ARCH Terminology

This is a high-level overview of core terms and architecture relevant to cluster users at ARCH.

Hardware Terminology

Node: A single physical server (a “computer in a box”) within a cluster. Each node typically contains CPUs, memory (RAM), and networking components.

Cluster: A group of nodes connected by a high-speed network that work together to run jobs in parallel or concurrently.

CPU (Central Processing Unit): The traditional processing unit of a computer. Modern CPUs have multiple cores, each of which can process independent tasks.

Socket: A physical slot on a motherboard where a CPU is installed. A node may have multiple sockets, each with its own cores and memory access paths.

Core: An individual execution unit within a CPU. Multiple cores can run different tasks at the same time.

NUMA (Non-Uniform Memory Access): A memory architecture where memory is distributed across multiple CPUs (sockets), and each CPU can access its own local memory faster than memory on other CPUs.

Multicore CPU (NUMA system)

GPU (Graphics Processing Unit): A specialized processor with many small cores designed for massive parallelism. Commonly used in AI, ML, simulations, and image processing.

Memory (RAM): Temporary storage used by programs while they are running. Jobs request and consume memory on the compute nodes.

Interconnect: The high-speed internal network (e.g., InfiniBand) used for communication between nodes in a cluster.

Software and Scheduling

HPC (High Performance Computing): The use of powerful computing systems to solve complex problems requiring significant processing power and parallelism.

Slurm: An open-source, fault-tolerant, and scalable job scheduler used to allocate resources and schedule jobs. See the Slurm overview.

Job: A job is a user-submitted request to run a script or set of commands on the cluster. Jobs may include one or more tasks and are managed by Slurm.

Task: A single unit of computation, typically run on one core. A job may consist of one or many tasks.

Process: A running instance of a program. A process may include one or more threads and executes independently on a core.

Thread: A lightweight execution unit within a process. Threads can run concurrently and share memory.

Job Script: A shell script submitted to Slurm, containing job directives (prefixed with #SBATCH) that define resource needs, walltime, and the job’s commands.

Walltime: The maximum amount of time a job is allowed to run. If a job exceeds its walltime, it will be automatically terminated by the scheduler.

Partition: A grouping of nodes with shared characteristics (e.g., GPU-enabled, high-memory). Jobs must be submitted to a specific partition to access those resources.

Interactive Session: A real-time login session on a compute node, often used for debugging, exploratory work, or running graphical tools. Requested using srun or the interact command.

Module System (Lmod): Environment modules used to load and manage software packages. Users load software with:

module avail
module load <package_name>

Data and Storage

File System: The organizational structure for storing and accessing data on a cluster. Common file systems include /home, /data, /scratch.`

Scratch Space: Temporary high-performance storage intended for intermediate data. Files not accessed for 30 days are automatically purged. Not backed up.

Data Space: Longer-term shared group storage for high-value research outputs. Files stored in /data are not automatically deleted but also not backed up.
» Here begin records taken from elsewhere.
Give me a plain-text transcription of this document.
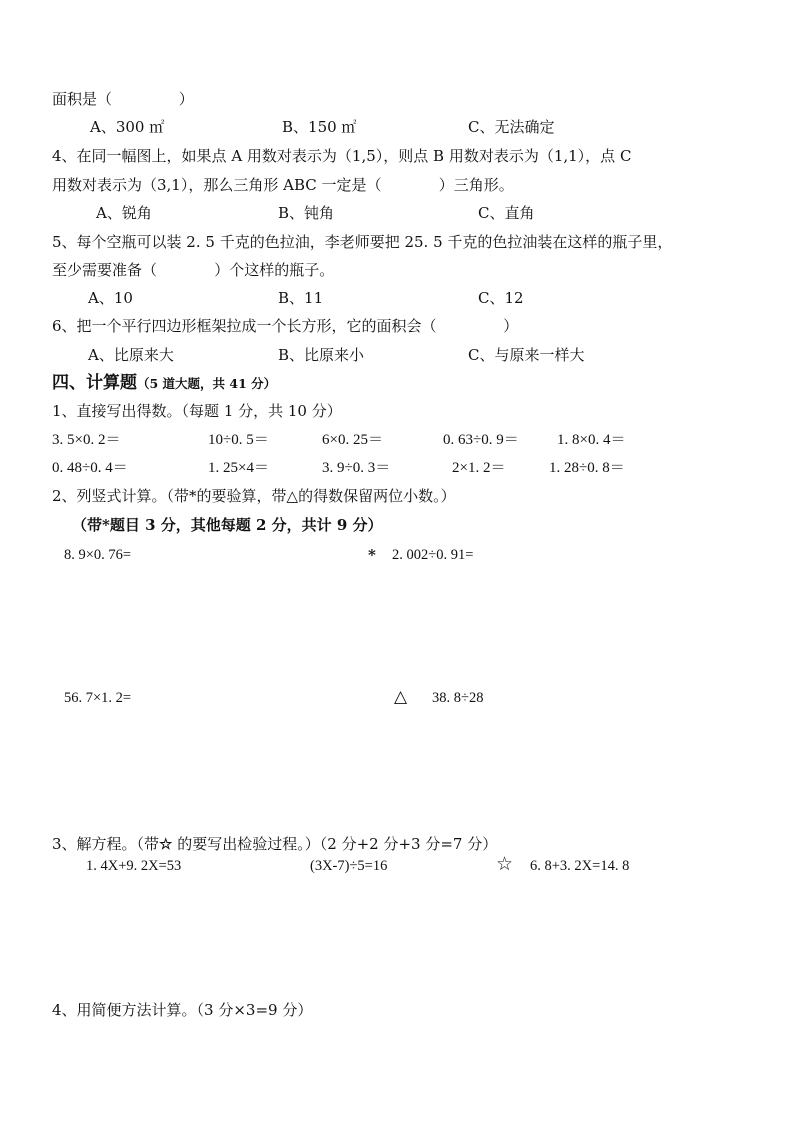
面积是（              ）
A、300 ㎡	B、150 ㎡	C、无法确定
4、在同一幅图上，如果点 A 用数对表示为（1,5），则点 B 用数对表示为（1,1），点 C
用数对表示为（3,1），那么三角形 ABC 一定是（            ）三角形。
A、锐角	B、钝角	C、直角
5、每个空瓶可以装 2. 5 千克的色拉油，李老师要把 25. 5 千克的色拉油装在这样的瓶子里，
至少需要准备（            ）个这样的瓶子。
A、10	B、11	C、12
6、把一个平行四边形框架拉成一个长方形，它的面积会（              ）
A、比原来大	B、比原来小	C、与原来一样大
四、计算题（5 道大题，共 41 分）
1、直接写出得数。（每题 1 分，共 10 分）
3. 5×0. 2＝	10÷0. 5＝	6×0. 25＝	0. 63÷0. 9＝	1. 8×0. 4＝
0. 48÷0. 4＝	1. 25×4＝	3. 9÷0. 3＝	2×1. 2＝	1. 28÷0. 8＝
2、列竖式计算。（带*的要验算，带△的得数保留两位小数。）
（带*题目 3 分，其他每题 2 分，共计 9 分）
8. 9×0. 76=	* 2. 002÷0. 91=
56. 7×1. 2=	△ 38. 8÷28
3、解方程。（带☆ 的要写出检验过程。）（2 分+2 分+3 分=7 分）
1. 4X+9. 2X=53	(3X-7)÷5=16	☆ 6. 8+3. 2X=14. 8
4、用简便方法计算。（3 分×3=9 分）
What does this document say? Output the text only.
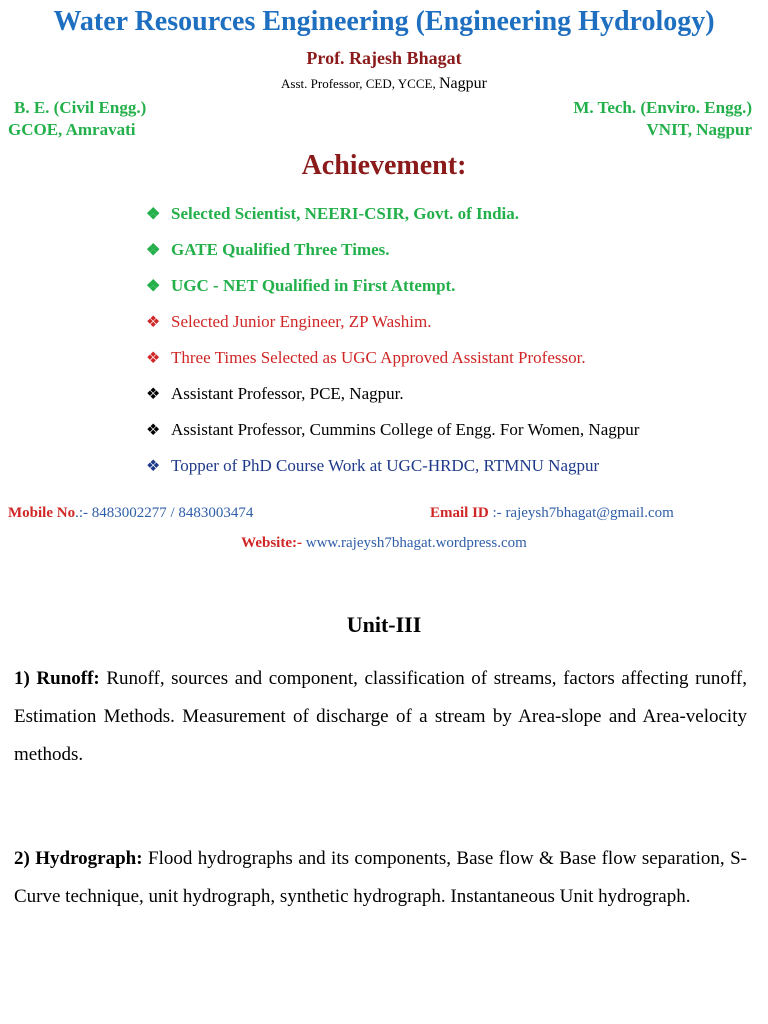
Water Resources Engineering (Engineering Hydrology)
Prof. Rajesh Bhagat
Asst. Professor, CED, YCCE, Nagpur
B. E. (Civil Engg.)
GCOE, Amravati
M. Tech. (Enviro. Engg.)
VNIT, Nagpur
Achievement:
❖ Selected Scientist, NEERI-CSIR, Govt. of India.
❖ GATE Qualified Three Times.
❖ UGC - NET Qualified in First Attempt.
❖ Selected Junior Engineer, ZP Washim.
❖ Three Times Selected as UGC Approved Assistant Professor.
❖ Assistant Professor, PCE, Nagpur.
❖ Assistant Professor, Cummins College of Engg. For Women, Nagpur
❖ Topper of PhD Course Work at UGC-HRDC, RTMNU Nagpur
Mobile No.:- 8483002277 / 8483003474	Email ID :- rajeysh7bhagat@gmail.com
Website:- www.rajeysh7bhagat.wordpress.com
Unit-III

1) Runoff: Runoff, sources and component, classification of streams, factors affecting runoff, Estimation Methods. Measurement of discharge of a stream by Area-slope and Area-velocity methods.

2) Hydrograph: Flood hydrographs and its components, Base flow & Base flow separation, S-Curve technique, unit hydrograph, synthetic hydrograph. Instantaneous Unit hydrograph.
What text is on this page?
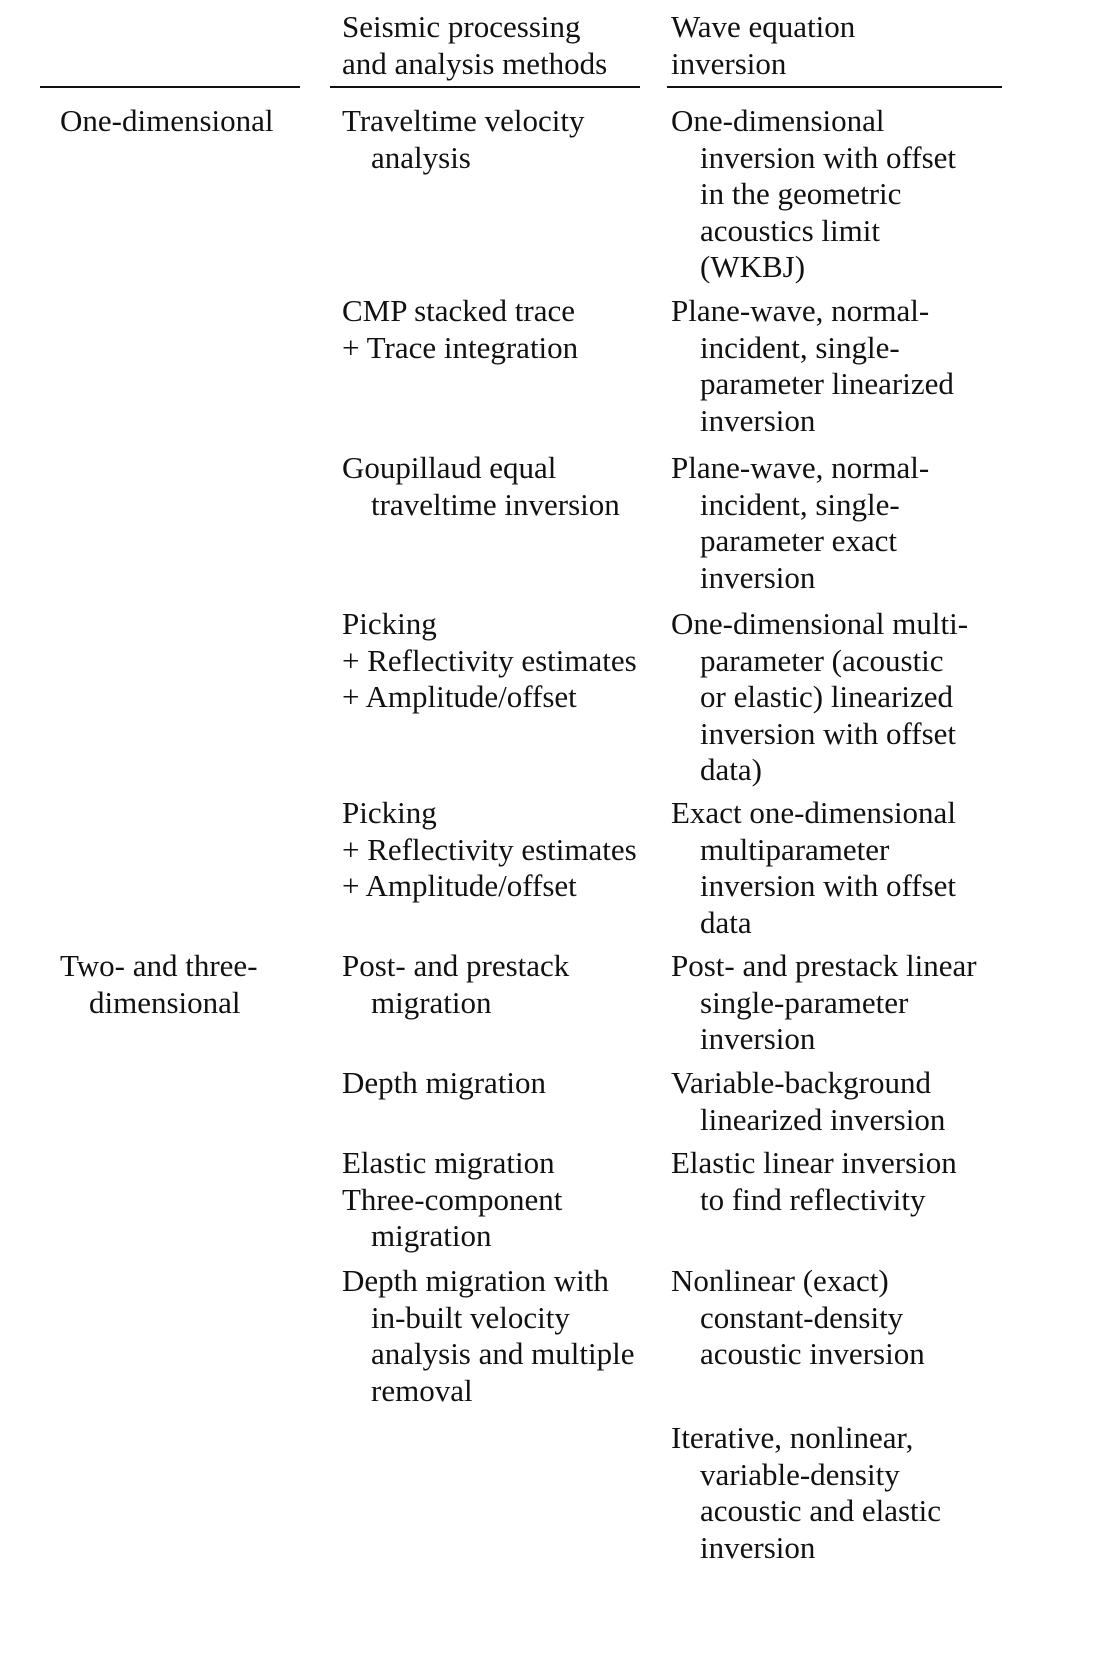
Seismic processing
and analysis methods
Wave equation
inversion
One-dimensional Traveltime velocity
analysis
One-dimensional
inversion with offset
in the geometric
acoustics limit
(WKBJ)
CMP stacked trace
+ Trace integration
Plane-wave, normal-
incident, single-
parameter linearized
inversion
Goupillaud equal
traveltime inversion
Plane-wave, normal-
incident, single-
parameter exact
inversion
Picking
+ Reflectivity estimates
+ Amplitude/offset
One-dimensional multi-
parameter (acoustic
or elastic) linearized
inversion with offset
data)
Picking
+ Reflectivity estimates
+ Amplitude/offset
Exact one-dimensional
multiparameter
inversion with offset
data
Two- and three-
dimensional
Post- and prestack
migration
Post- and prestack linear
single-parameter
inversion
Depth migration	Variable-background
linearized inversion
Elastic migration
Three-component
migration
Elastic linear inversion
to find reflectivity
Depth migration with
in-built velocity
analysis and multiple
removal
Nonlinear (exact)
constant-density
acoustic inversion
Iterative, nonlinear,
variable-density
acoustic and elastic
inversion
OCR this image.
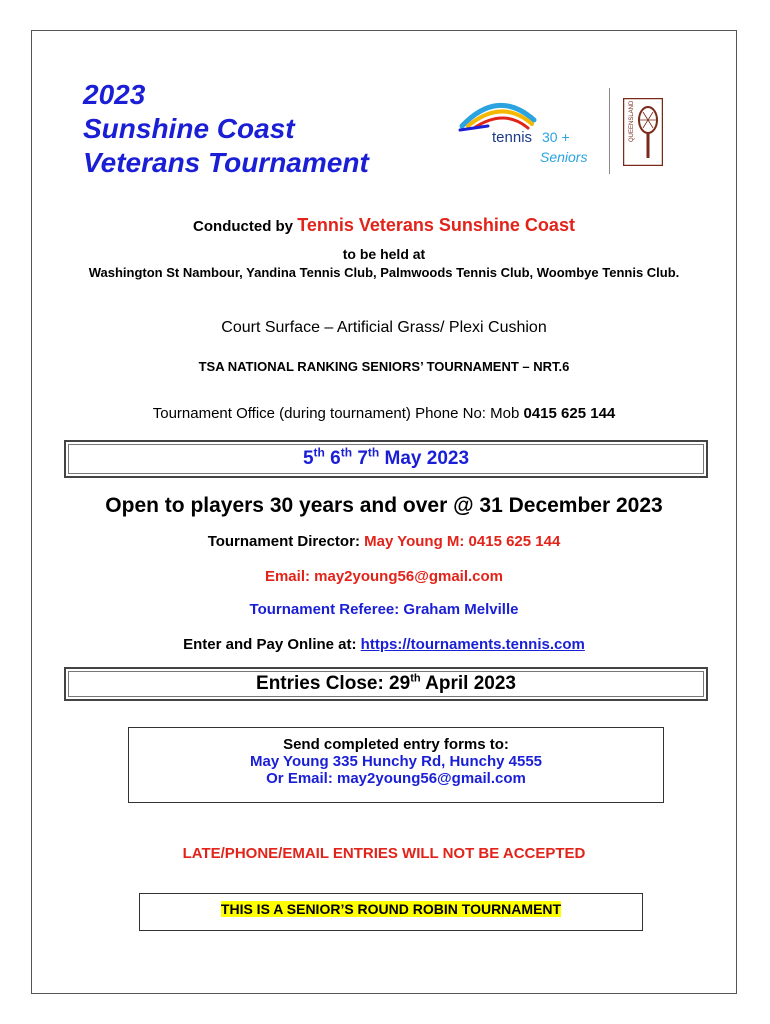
2023
Sunshine Coast
Veterans Tournament
tennis 30 +
Seniors
QUEENSLAND
Conducted by Tennis Veterans Sunshine Coast
to be held at
Washington St Nambour, Yandina Tennis Club, Palmwoods Tennis Club, Woombye Tennis Club.
Court Surface – Artificial Grass/ Plexi Cushion
TSA NATIONAL RANKING SENIORS’ TOURNAMENT – NRT.6
Tournament Office (during tournament) Phone No: Mob 0415 625 144
5th 6th 7th May 2023
Open to players 30 years and over @ 31 December 2023
Tournament Director: May Young M: 0415 625 144
Email: may2young56@gmail.com
Tournament Referee: Graham Melville
Enter and Pay Online at: https://tournaments.tennis.com
Entries Close: 29th April 2023
Send completed entry forms to:
May Young 335 Hunchy Rd, Hunchy 4555
Or Email: may2young56@gmail.com
LATE/PHONE/EMAIL ENTRIES WILL NOT BE ACCEPTED
THIS IS A SENIOR’S ROUND ROBIN TOURNAMENT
Quota: A limit on the amount of storage or number of files a user or group can consume on a given filesystem. View usage with the quotas.py tool.

Throughput vs. Latency: - Throughput refers to how much data can be moved over time (e.g., MB/s) - Latency is the time it takes to start a transfer

Checkpointing: The practice of periodically saving a job’s state so it can be resumed after a failure or timeout. Useful for long-running simulations.